Sembra quasi una contraddizione, ma la maggior parte dei giornalisti italiani, quando trattano argomenti riguardanti le terre come l’Istria, Fiume o la Dalmazia, si lasciano condizionare da ciò che oggi sono queste località, usando termini e soprattutto nomi in croato o in slavo. Non per polemizzare, e nemmeno per farne un discorso troppo nazionalistico, ma resta da capire perché pronunciare in slavo o croato ciò che è nato come italiano? E soprattutto, perché lo si fa solo con queste città, quando tendiamo ad italianizzare tutte le altre ad esempio London-Londra, Paris- Parigi, ecc..
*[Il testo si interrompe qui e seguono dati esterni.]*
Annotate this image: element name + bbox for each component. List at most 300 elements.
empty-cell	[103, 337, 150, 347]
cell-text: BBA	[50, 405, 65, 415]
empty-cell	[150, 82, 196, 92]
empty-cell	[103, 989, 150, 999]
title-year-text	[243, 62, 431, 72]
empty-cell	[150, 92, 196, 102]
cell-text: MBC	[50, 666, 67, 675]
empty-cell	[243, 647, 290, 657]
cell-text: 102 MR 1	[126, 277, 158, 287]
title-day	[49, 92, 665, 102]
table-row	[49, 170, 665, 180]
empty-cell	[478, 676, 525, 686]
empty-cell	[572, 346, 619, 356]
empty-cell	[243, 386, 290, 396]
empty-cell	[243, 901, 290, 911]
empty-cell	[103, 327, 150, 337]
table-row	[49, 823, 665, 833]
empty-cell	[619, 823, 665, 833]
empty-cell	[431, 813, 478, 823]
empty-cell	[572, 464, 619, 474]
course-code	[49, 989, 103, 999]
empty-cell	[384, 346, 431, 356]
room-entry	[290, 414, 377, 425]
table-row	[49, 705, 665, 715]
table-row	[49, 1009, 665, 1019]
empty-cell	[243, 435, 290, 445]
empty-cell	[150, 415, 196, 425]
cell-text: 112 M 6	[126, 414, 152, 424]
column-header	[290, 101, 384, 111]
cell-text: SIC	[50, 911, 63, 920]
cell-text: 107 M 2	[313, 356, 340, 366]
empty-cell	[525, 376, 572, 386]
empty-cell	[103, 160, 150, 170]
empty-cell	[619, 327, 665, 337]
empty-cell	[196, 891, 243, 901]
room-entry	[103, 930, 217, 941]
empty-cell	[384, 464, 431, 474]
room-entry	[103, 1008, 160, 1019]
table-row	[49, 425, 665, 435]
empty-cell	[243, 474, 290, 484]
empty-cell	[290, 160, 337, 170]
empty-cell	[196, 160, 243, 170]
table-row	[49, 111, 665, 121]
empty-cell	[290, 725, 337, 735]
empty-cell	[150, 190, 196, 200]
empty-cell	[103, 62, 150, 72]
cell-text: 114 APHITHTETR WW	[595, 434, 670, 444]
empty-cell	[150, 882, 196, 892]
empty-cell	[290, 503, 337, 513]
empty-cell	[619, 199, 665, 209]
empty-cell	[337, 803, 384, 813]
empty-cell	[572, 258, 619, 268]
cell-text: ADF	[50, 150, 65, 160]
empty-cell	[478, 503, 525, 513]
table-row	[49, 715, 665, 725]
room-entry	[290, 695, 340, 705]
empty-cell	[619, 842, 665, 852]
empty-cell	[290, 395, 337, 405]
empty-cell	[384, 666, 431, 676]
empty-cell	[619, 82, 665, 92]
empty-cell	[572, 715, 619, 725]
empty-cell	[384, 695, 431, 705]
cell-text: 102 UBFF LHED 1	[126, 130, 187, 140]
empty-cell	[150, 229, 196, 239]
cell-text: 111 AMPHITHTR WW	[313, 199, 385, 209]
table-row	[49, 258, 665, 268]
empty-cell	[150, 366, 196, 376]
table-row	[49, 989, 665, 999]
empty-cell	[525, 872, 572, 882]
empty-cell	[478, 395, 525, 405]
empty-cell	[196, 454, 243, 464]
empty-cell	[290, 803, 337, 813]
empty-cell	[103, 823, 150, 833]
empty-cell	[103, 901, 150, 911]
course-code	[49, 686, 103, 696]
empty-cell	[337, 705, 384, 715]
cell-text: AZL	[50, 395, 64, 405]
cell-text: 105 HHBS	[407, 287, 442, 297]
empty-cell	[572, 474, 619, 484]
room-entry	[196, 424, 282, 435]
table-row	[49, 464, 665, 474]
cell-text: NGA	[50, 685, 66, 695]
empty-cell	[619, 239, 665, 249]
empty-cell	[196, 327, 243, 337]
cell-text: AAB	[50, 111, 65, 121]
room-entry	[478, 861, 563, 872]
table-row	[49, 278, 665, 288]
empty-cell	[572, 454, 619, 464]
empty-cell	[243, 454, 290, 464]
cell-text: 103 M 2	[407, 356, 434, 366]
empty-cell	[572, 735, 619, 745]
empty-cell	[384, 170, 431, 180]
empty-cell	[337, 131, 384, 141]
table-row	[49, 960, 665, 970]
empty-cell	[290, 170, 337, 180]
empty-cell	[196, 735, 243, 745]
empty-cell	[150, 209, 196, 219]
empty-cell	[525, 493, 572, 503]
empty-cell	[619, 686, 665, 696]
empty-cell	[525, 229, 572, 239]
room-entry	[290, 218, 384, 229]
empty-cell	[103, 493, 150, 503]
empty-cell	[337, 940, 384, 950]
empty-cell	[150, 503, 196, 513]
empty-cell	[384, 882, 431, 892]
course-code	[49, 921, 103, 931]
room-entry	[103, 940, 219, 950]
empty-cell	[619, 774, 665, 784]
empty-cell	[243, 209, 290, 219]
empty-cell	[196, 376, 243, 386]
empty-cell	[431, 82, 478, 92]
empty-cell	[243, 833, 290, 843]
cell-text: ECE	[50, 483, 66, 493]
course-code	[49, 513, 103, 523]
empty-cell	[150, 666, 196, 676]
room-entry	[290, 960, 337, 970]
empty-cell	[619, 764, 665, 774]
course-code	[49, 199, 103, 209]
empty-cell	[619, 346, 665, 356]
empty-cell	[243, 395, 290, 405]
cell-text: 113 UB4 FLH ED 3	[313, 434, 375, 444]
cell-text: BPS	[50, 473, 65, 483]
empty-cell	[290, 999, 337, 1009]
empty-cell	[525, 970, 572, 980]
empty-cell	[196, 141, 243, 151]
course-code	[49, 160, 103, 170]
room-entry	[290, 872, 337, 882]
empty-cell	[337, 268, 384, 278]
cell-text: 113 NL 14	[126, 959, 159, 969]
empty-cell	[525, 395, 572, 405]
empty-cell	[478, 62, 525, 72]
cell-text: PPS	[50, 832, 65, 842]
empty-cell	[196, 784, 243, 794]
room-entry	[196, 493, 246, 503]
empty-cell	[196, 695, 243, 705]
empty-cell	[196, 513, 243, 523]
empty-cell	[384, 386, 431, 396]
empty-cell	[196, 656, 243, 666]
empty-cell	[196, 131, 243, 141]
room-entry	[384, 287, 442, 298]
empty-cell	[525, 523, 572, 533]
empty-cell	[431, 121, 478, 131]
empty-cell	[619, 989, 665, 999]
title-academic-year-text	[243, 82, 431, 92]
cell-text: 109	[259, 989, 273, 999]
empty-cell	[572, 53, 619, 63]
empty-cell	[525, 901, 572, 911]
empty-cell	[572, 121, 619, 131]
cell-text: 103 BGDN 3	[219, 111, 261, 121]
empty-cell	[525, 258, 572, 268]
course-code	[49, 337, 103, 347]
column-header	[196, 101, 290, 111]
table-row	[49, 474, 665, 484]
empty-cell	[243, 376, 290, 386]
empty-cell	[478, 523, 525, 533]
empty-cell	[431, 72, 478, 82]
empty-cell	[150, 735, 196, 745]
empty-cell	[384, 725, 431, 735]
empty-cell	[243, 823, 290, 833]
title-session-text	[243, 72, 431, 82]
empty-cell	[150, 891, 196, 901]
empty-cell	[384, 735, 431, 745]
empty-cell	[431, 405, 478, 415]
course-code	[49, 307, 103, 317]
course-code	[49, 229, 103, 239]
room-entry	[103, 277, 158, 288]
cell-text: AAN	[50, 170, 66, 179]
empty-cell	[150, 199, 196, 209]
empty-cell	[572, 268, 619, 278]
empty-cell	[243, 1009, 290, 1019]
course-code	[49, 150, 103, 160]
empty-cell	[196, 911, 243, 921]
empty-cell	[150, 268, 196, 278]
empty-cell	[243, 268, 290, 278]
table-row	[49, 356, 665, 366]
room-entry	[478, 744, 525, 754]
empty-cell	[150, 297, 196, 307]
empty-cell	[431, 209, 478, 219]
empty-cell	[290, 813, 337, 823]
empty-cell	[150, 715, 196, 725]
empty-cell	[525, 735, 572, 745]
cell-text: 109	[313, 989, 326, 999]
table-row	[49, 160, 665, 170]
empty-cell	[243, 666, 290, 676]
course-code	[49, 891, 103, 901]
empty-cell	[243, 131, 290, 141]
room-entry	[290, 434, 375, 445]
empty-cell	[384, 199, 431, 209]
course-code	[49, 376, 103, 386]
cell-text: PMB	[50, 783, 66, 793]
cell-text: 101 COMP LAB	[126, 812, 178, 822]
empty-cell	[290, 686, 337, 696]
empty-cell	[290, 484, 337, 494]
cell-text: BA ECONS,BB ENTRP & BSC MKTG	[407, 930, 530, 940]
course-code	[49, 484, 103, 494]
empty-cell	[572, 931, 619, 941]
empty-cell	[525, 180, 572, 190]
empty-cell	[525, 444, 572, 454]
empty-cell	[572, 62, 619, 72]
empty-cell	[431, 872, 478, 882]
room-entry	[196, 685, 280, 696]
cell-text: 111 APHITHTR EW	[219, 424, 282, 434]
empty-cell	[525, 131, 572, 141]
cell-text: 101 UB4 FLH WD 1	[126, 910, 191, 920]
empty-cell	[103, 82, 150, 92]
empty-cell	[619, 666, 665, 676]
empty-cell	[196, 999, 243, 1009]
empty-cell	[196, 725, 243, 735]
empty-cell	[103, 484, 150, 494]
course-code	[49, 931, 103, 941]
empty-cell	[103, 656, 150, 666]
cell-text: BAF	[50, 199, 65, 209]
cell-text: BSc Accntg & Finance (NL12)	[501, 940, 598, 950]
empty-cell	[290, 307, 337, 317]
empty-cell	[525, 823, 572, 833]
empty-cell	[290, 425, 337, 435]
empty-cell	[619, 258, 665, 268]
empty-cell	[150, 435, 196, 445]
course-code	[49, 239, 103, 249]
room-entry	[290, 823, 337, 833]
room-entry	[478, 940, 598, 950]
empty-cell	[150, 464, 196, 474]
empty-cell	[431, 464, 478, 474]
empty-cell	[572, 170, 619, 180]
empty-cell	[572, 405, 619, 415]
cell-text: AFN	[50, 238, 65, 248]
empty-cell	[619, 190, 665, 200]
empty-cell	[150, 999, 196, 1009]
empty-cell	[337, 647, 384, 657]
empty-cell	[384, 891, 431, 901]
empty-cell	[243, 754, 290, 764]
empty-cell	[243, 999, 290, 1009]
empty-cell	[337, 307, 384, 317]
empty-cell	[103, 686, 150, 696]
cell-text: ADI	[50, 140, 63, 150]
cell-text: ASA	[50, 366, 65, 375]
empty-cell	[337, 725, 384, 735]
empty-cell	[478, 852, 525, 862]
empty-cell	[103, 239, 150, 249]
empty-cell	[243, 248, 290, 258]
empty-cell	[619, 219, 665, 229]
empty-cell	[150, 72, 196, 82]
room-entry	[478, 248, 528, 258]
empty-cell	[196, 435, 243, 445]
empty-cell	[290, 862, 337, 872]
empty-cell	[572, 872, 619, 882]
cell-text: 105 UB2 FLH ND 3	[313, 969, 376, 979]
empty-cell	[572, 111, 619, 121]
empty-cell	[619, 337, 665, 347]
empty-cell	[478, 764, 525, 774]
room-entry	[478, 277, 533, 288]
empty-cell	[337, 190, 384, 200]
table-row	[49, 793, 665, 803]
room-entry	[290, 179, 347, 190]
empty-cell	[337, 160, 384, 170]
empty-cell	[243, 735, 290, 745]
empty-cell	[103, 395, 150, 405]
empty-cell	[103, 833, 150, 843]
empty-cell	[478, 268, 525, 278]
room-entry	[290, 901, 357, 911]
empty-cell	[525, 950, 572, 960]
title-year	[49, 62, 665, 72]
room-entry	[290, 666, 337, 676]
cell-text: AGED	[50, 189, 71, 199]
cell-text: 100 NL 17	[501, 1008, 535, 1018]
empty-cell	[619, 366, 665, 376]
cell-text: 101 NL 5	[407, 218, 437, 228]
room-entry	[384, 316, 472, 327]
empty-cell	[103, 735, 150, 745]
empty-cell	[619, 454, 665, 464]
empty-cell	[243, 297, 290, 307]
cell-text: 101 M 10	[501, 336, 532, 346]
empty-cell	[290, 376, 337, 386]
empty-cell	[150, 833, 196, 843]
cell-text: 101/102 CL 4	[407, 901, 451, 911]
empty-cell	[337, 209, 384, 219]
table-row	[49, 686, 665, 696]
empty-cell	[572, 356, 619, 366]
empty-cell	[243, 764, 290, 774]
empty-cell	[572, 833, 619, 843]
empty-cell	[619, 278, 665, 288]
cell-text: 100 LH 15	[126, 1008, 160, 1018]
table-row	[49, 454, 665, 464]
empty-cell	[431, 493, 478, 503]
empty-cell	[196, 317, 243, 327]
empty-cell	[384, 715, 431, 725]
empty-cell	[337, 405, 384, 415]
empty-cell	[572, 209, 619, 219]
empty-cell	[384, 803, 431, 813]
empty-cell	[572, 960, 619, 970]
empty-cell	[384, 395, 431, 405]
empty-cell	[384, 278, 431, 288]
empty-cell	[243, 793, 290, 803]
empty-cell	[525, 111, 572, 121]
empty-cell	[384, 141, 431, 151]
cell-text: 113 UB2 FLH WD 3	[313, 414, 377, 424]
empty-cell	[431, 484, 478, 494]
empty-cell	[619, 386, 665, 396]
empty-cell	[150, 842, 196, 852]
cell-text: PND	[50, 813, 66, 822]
Una risposta c’è! Forse alcuni giornalisti italiani non conoscono la storia o meglio riportano semplicemente ciò che leggono, senza dare troppo peso o importanza al tema che stanno affrontando.
Questa mia riflessione nasce in riferimento ad una articolo letto sul quotidiano gratuito "Metro" di giovedì 15 maggio 2008, dove la giornalista Patrizia Magi parla del turismo nell’Istria slovena; l’aspetto più singolare e curioso della Magi, è che scrive tutti i nomi delle località in italiano, pur inserendo a fine articolo un sito internet di un ufficio turistico slavo.
Devo dire che non solo lei fa questo, addirittura gli stessi slavi e croati, hanno iniziato proprio in quei posti, per il bilinguismo presente in Istria, ad affiancare la versione italiana a quella slava nei cartelli stradali o quelli che indicano le maggiori città.
Penso che chiamare Fiume- Rijeka, Cres–Cherso o Pola–Pula quando fino al 1947 queste città erano italiane, sia come rinnegare ciò che un tempo era nostro, e in particolare far del male a tutte quelle persone che quei tragici momenti li hanno vissuti sulla propria pelle, e che con i loro occhi hanno guardato mentre gli venivano sottratte violentemente le loro case, i loro ricordi e tutta la loro vita.
Ed è proprio per quello che ha subito un popolo e per la storia d’Italia che chiedo ai giornalisti in quanto italiani e in quanto uomini di cultura, di trasmettere sapere e conoscenza, ed usare i giusti termini per lo meno quando si relazionano con i propri connazionali.